Sunday, 13 September 2009

Taxidermy

Sometimes things done really badly give a much better insight into what they're about than things done really well. The aims and ideas are clumsily and charmingly on show where subtlety and skill efface them to produce something that looks 'natural'. Bad taxidermy is a particularly charming example. Partly because all taxidermy is so doomed to failure, it's just a matter of degree. There are some wonderful essays on taxidermy at ravishing beasts.

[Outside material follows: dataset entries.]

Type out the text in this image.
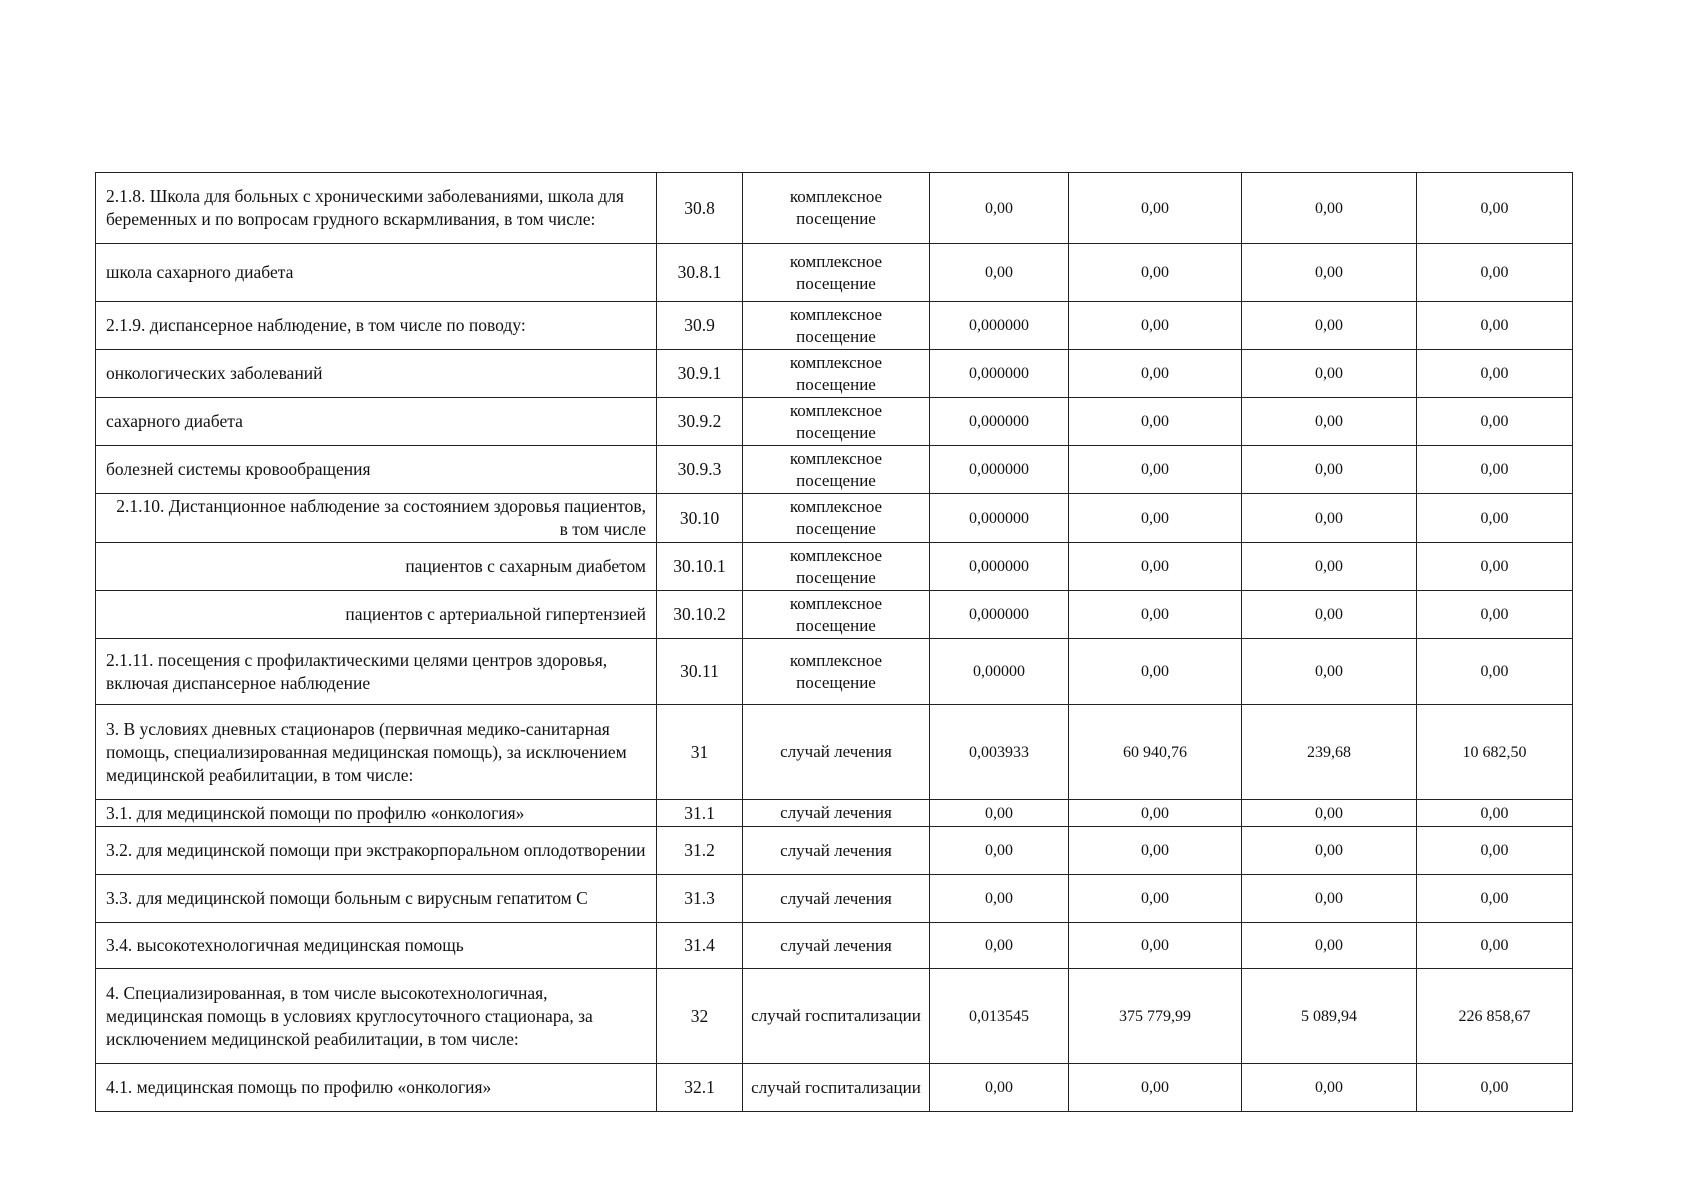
2.1.8. Школа для больных с хроническими заболеваниями, школа для беременных и по вопросам грудного вскармливания, в том числе:	30.8	комплексное посещение	0,00	0,00	0,00	0,00
школа сахарного диабета	30.8.1	комплексное посещение	0,00	0,00	0,00	0,00
2.1.9. диспансерное наблюдение, в том числе по поводу:	30.9	комплексное посещение	0,000000	0,00	0,00	0,00
онкологических заболеваний	30.9.1	комплексное посещение	0,000000	0,00	0,00	0,00
сахарного диабета	30.9.2	комплексное посещение	0,000000	0,00	0,00	0,00
болезней системы кровообращения	30.9.3	комплексное посещение	0,000000	0,00	0,00	0,00
2.1.10. Дистанционное наблюдение за состоянием здоровья пациентов, в том числе	30.10	комплексное посещение	0,000000	0,00	0,00	0,00
пациентов с сахарным диабетом	30.10.1	комплексное посещение	0,000000	0,00	0,00	0,00
пациентов с артериальной гипертензией	30.10.2	комплексное посещение	0,000000	0,00	0,00	0,00
2.1.11. посещения с профилактическими целями центров здоровья, включая диспансерное наблюдение	30.11	комплексное посещение	0,00000	0,00	0,00	0,00
3. В условиях дневных стационаров (первичная медико-санитарная помощь, специализированная медицинская помощь), за исключением медицинской реабилитации, в том числе:	31	случай лечения	0,003933	60 940,76	239,68	10 682,50
3.1. для медицинской помощи по профилю «онкология»	31.1	случай лечения	0,00	0,00	0,00	0,00
3.2. для медицинской помощи при экстракорпоральном оплодотворении	31.2	случай лечения	0,00	0,00	0,00	0,00
3.3. для медицинской помощи больным с вирусным гепатитом С	31.3	случай лечения	0,00	0,00	0,00	0,00
3.4. высокотехнологичная медицинская помощь	31.4	случай лечения	0,00	0,00	0,00	0,00
4. Специализированная, в том числе высокотехнологичная, медицинская помощь в условиях круглосуточного стационара, за исключением медицинской реабилитации, в том числе:	32	случай госпитализации	0,013545	375 779,99	5 089,94	226 858,67
4.1. медицинская помощь по профилю «онкология»	32.1	случай госпитализации	0,00	0,00	0,00	0,00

Wednesday, 9 September 2009

Things to do with dead physicists


Yes, yes, you can make a statue of them and then put their remains inside the statue. Alternatively, you can make a giant asymetrical space shuttle and let them drift around in space (Lebbeus woods' design for Einstein's tomb) - or you can make a gigantic cenotaph with holes in the domed roof in the pattern of the constellations (Etienne-Louis Boullée's Cenotaph for Newton). When Newton died, he was the first scientist in England ever to get a tomb as good as a poet. You wait a few years, and now no one's interested in dead poets drifting in space. (More here and here, and a beautiful collection of giant spheres at cabinet here).

Tuesday, 8 September 2009

Pilates Motivation


This is Joseph Pilates showing how it's done. This is exactly what it will be like. And if it's not, they're not doing it right.